My Story

by kp138 43 Replies latest jw experiences

  • agent86
    agent86

    Hi, your story was very moving, as sad as it is your father loved you and your mum very much to go to that extent. But only if you knew what was going on in his mind and if he spoke to you and trusted in you. He too obviously had issues and this was his way of dealing with it.

    I hope you have found peace and only time can help.

    And congrats on furthering your education, my mum is in her 60's and she has competed more degrees that what i have ever imagine. I say its never to late to impove. Just keep moving forward :)

  • coffee_black
    coffee_black

    Welcome! I am so sorry about your father...

    Coffee

  • ProdigalSon
    ProdigalSon

    SO sorry about your dad kp.... this is some serious testimony to how doomsday cults break hearts and lives through sheer disappointment. Thanks for sharing and welcome!

    ~PS

  • pirata
    pirata

    Welcome kp138. Hope to here more from you. Thank you for sharing your story.

  • Nowman
    Nowman

    Wow, welcome! After I was done reading your post, the 1st thing that I thought of was perhaps your dad put "lousy father" because of the guilt he felt raising you that way because in 2008 (and b4) he has doubts? I think you have courage, and what you went thru was diffcult.

    I was born in. My mom left the religion in 2000 (became one at 17) - it messed with her mind, she tried to commit suiside also, twice. She does not know how to be a part of normal society, she escapes with meds, and alchohol. Its sad. But, she is in my life, so I will take it. But, she always feels guilt, she has a hard being around me because of her guilt, it consumes her. I wish she would let it go, and at least make an attempt to make her life great. It seems at this point, she does not have it in her.

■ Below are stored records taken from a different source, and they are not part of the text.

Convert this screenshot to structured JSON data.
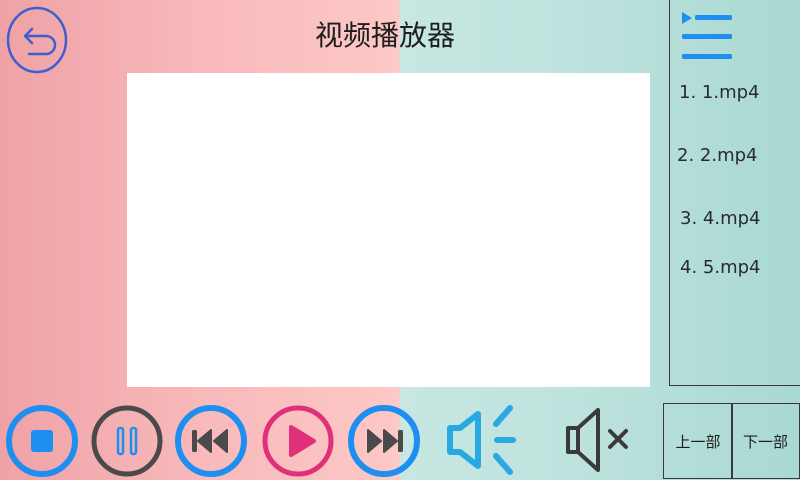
{
  "window": {
    "title": "视频播放器"
  },
  "colors": {
    "blue_accent": "#1e8ff0",
    "dark_gray": "#4a4a4a",
    "pink_accent": "#e0307a",
    "volume_blue": "#29a9e3"
  },
  "playlist": {
    "items": [
      {
        "index": "1.",
        "name": "1.mp4"
      },
      {
        "index": "2.",
        "name": "2.mp4"
      },
      {
        "index": "3.",
        "name": "4.mp4"
      },
      {
        "index": "4.",
        "name": "5.mp4"
      }
    ]
  },
  "controls": {
    "icons": [
      "back-icon",
      "playlist-menu-icon",
      "stop-icon",
      "pause-icon",
      "rewind-icon",
      "play-icon",
      "fast-forward-icon",
      "volume-on-icon",
      "mute-icon"
    ]
  },
  "nav": {
    "prev_label": "上一部",
    "next_label": "下一部"
  }
}
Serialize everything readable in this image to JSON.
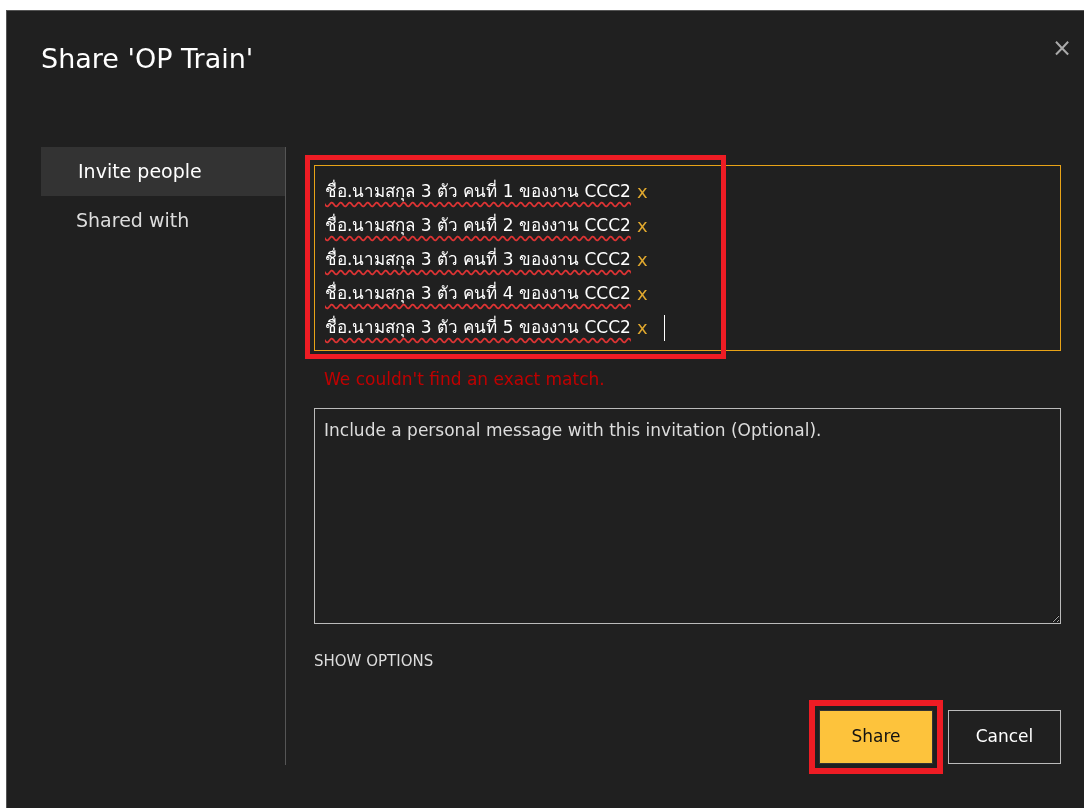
{
  "dialog": {
    "title": "Share 'OP Train'",
    "close": "×"
  },
  "sidebar": {
    "items": [
      {
        "label": "Invite people",
        "selected": true
      },
      {
        "label": "Shared with",
        "selected": false
      }
    ]
  },
  "recipients": {
    "highlighted": true,
    "items": [
      {
        "name": "ชื่อ.นามสกุล 3 ตัว คนที่ 1 ของงาน CCC2",
        "remove": "x"
      },
      {
        "name": "ชื่อ.นามสกุล 3 ตัว คนที่ 2 ของงาน CCC2",
        "remove": "x"
      },
      {
        "name": "ชื่อ.นามสกุล 3 ตัว คนที่ 3 ของงาน CCC2",
        "remove": "x"
      },
      {
        "name": "ชื่อ.นามสกุล 3 ตัว คนที่ 4 ของงาน CCC2",
        "remove": "x"
      },
      {
        "name": "ชื่อ.นามสกุล 3 ตัว คนที่ 5 ของงาน CCC2",
        "remove": "x"
      }
    ]
  },
  "error": "We couldn't find an exact match.",
  "message": {
    "placeholder": "Include a personal message with this invitation (Optional)."
  },
  "show_options": "SHOW OPTIONS",
  "buttons": [
    {
      "label": "Share",
      "kind": "primary",
      "highlighted": true
    },
    {
      "label": "Cancel",
      "kind": "secondary",
      "highlighted": false
    }
  ]
}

    Best wishes to you...make your life GREAT.

    Nikki

  • dinah
    dinah

    Welcome, kp!

    Our parents thought they were doing the right thing and saving our lives. Your Dad was just doing what he had been taught, he loved you and wanted you to live. The lousey father comment is very sad, the desperation of his final act is even more sad.

    I'm in my early 40's and I distinctly remember the "Malawi" incident. I was terrified!!!! Who wants to be tortured and raped and beaten? Not for me!

    Panic attacks from watching the news? Yes! I was constantly looking for signs of the "end". I'm happy it didn't come back then, because I've met so many great people and enjoyed so much of my life since leaving.

    My story is on here, you'd just have to click my user name and read my posts. It's been quite a journey!

  • dinah
    dinah

    And kp, don't worry about the "apostate" label. It's just a name they throw around to shut you up.

    I embrace it. While I don't actively go around Witness bashing, they view me as apostate for SIMPLY NOT AGREEING WITH THEM. So fine, I don't agree with them---they resort to calling names??? Third grade, anyone?

  • Coffee House Girl
    Coffee House Girl

    Welcome KP- I could relate with much of your early story- my JW mom keeping me awake nights telling me to prepare for torture and hiding when the big A comes, I used to read survivial books to find out how to survive a fire, flood, tornado, hurricane, etc. I practiced drills in my room of what to do if armageddon came.

    My dad married my mom in the 1950's and got baptized just to marry her, then quit

    We just talked about that last weekend, sadly he said he would not have carried through with that course if he knew the consequences of what would come for him and us kids....they have had a hard married life full of fights and strife- now he has kidney failure and diagnosed with lung cancer (he is not seeking treatment) so even the "golden years" are hard for them

    I am so sorry for your loss

    Thanks for sharing your story with your positive steps...sharing that helps us all that are trying to move on

    CHG

  • Ding
    Ding

    All this talk about upcoming persecution seems strange to me as a non-born in.

    Most people I know outside the organization don't know what JWs believe and don't care.

  • WingCommander
    WingCommander

    Hello:

    I just wanted to write and offer you my condolences and to welcome you. I am 31, also born into this religion/cult. Both of my JW parents have passed away.

    I want to offer you this thought, since you seem to be suffering from depression related to your father's suicide.

    Did you even consider that the JW Religion drove your father to suicide, and NOT YOU??? Being a JW is a constant guilt trip, you can never do enough, be at enough meetings, be in field service enough, be perfect enough, be spiritual enough, etc. It wears people down and the burn up all of the time. My JW mother was a nurse for many decades. She worked in the psych ward for 10 of those years. Guess which members of a specific religious group she saw the most in there? Yep - JW's!!! She couldn't obviously tell me their names, but she sure told me when some of them were in the nut house, for a myriad of reasons...usually depression, psychosis, schizophrenia, alcohol and/or drug abuse, violent spouses, etc, etc. It was incredible. So you see, they can spout off that they are, "The Happiest People on Earth" all they want, but it doesn't make it so. They are most likely the most depressed and/or suicidal people on earth.